La réflexivité est le retour sur soi de cette conscience sur elle-même. Il se trouve que dans le mouvement nous y sommes emportés, que l’humain, ou l’humanisation, la personne, ou la personnalisation, sont des effets de ce mouvement de retournement.

Il se trouve que la conscience opérant sur elle-même, vers elle-même, provoque que nous nous développions. Parce que si notre être n’est pas le nôtre, il se pourrait très bien que cela qui nous possède nous veuille du mal. Et du reste qu’est-ce que cette suite de massacres, exploitations, anéantissements et folies diverses qui occupent toute notre histoire et tout notre vécu ? N’est-ce pas la preuve visible que « ce qui nous agit » est tout à fait autre et que nous n’en sommes que des effets, et bien souvent la viande à déchiqueter ?

Le retour sur soi, ce que l’on nomme « conscience », n’est pas du tout humain, mais est la brèche par laquelle le donné-là, le donné là gigantesque et monstrueux, invente, crée, engendre un autre monstre, une autre sorte de monstre, bien égal et collatéral à la puissance incoercible qu’expose un univers, milliards de milliards de soleils ; et qui dit si il n’en existe pas d‘autres univers, des tas, des quantités.

Alors au sein de cette puissance indéfinie, il s’invente un être qui fait retour sur lui-même et on nomme cela « conscience ». C’est ce mécanisme qui est. A partir de ce mécanisme se construisent des machines intentionnalisatrices, des idées, des systèmes, des acculturations dites humaines et puis dans l’humanisation, se produisent des personnalisations, parce que le mécanisme avance et ajoute constamment des réalités aux réalités. Les mondes humains se superposent au donné là gigantesque. En un seul de ces mondes humains, surgissent les grecs, et puis les chrétiens, opérant chacun une réflexivité, cad une tentative d’approche de ce mécanisme effrayant.

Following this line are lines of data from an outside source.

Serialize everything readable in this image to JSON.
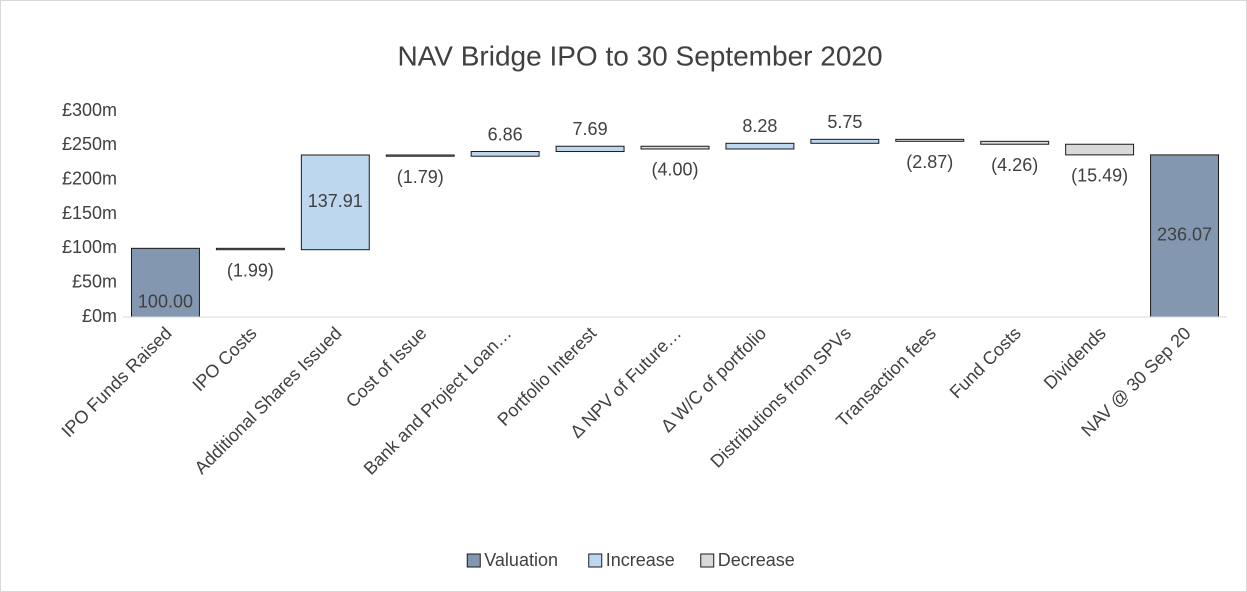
{
  "chart_data": {
    "type": "waterfall",
    "title": "NAV Bridge IPO to 30 September 2020",
    "categories": [
      "IPO Funds Raised",
      "IPO Costs",
      "Additional Shares Issued",
      "Cost of Issue",
      "Bank and Project Loan…",
      "Portfolio Interest",
      "Δ NPV of Future…",
      "Δ W/C of portfolio",
      "Distributions from SPVs",
      "Transaction fees",
      "Fund Costs",
      "Dividends",
      "NAV @ 30 Sep 20"
    ],
    "series": [
      {
        "name": "Valuation",
        "color": "#8497b0",
        "values": [
          100.0,
          null,
          null,
          null,
          null,
          null,
          null,
          null,
          null,
          null,
          null,
          null,
          236.07
        ],
        "value_labels": [
          "100.00",
          null,
          null,
          null,
          null,
          null,
          null,
          null,
          null,
          null,
          null,
          null,
          "236.07"
        ]
      },
      {
        "name": "Increase",
        "color": "#bdd7ee",
        "values": [
          null,
          null,
          137.91,
          null,
          6.86,
          7.69,
          null,
          8.28,
          5.75,
          null,
          null,
          null,
          null
        ],
        "value_labels": [
          null,
          null,
          "137.91",
          null,
          "6.86",
          "7.69",
          null,
          "8.28",
          "5.75",
          null,
          null,
          null,
          null
        ]
      },
      {
        "name": "Decrease",
        "color": "#d9d9d9",
        "values": [
          null,
          -1.99,
          null,
          -1.79,
          null,
          null,
          -4.0,
          null,
          null,
          -2.87,
          -4.26,
          -15.49,
          null
        ],
        "value_labels": [
          null,
          "(1.99)",
          null,
          "(1.79)",
          null,
          null,
          "(4.00)",
          null,
          null,
          "(2.87)",
          "(4.26)",
          "(15.49)",
          null
        ]
      }
    ],
    "ylim": [
      0,
      300
    ],
    "yticks": [
      {
        "value": 0,
        "label": "£0m"
      },
      {
        "value": 50,
        "label": "£50m"
      },
      {
        "value": 100,
        "label": "£100m"
      },
      {
        "value": 150,
        "label": "£150m"
      },
      {
        "value": 200,
        "label": "£200m"
      },
      {
        "value": 250,
        "label": "£250m"
      },
      {
        "value": 300,
        "label": "£300m"
      }
    ],
    "grid": false,
    "legend": "bottom"
  }
}
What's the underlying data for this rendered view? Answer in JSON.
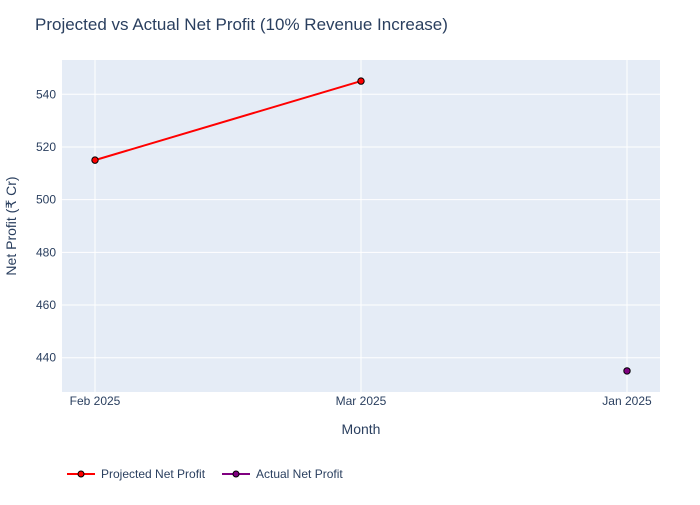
{
  "chart_data": {
    "type": "line",
    "title": "Projected vs Actual Net Profit (10% Revenue Increase)",
    "xlabel": "Month",
    "ylabel": "Net Profit (₹ Cr)",
    "categories": [
      "Feb 2025",
      "Mar 2025",
      "Jan 2025"
    ],
    "ylim": [
      427,
      553
    ],
    "yticks": [
      440,
      460,
      480,
      500,
      520,
      540
    ],
    "grid": true,
    "legend_position": "bottom-left",
    "series": [
      {
        "name": "Projected Net Profit",
        "color": "#ff0000",
        "mode": "lines+markers",
        "points": [
          {
            "x": "Feb 2025",
            "y": 515
          },
          {
            "x": "Mar 2025",
            "y": 545
          }
        ]
      },
      {
        "name": "Actual Net Profit",
        "color": "#800080",
        "mode": "lines+markers",
        "points": [
          {
            "x": "Jan 2025",
            "y": 435
          }
        ]
      }
    ]
  }
}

Comme il est LE mécanisme absolu, son devenir est radical ; il se prend à la racine même, et interroge précisément ; lui, le mécanisme qui a rapport avec lui-même, se demande pourquoi il existe à au-devant un Réel qu’il ne contrôle pas. Il nomme cela l’idée de l’être. Il ne comprend pas pourquoi cela qui « est » là, au-devant, n’entre pas immédiatement dans le rapport que lui-même, cet être, est pour et par lui-même.

Il faut bien se demander ce que cela signifie ; qu’un être puisse établir avec soi-même d’exister face à soi. Que cet être soit le rapport qu’il est. Ça n’a rigoureusement aucune signification. Ce rapport étant totalement disposé par lui-même, ne peut se reconnaitre lui-même en rien ; tout ce qu’il présentera de lui-même, ce ne seront que des représentations quelconques, aucune représentation n’est adéquat à ce qui existe de par soi.

Alors évidemment çà nait dans une cervelle. Bien. Mais et alors ? La cervelle ne contient pas ce rapport à soi, pour la bonne raison que ce rapport existe face à lui-même, et que c’est non pas son causalisme qui est inquiétant, mais qu’il existe en un rapport réel face à lui-même. Cela, ce rapport ne peu être dérivé de rien.

Ça n’a pas de sens, parce que c’est le sens.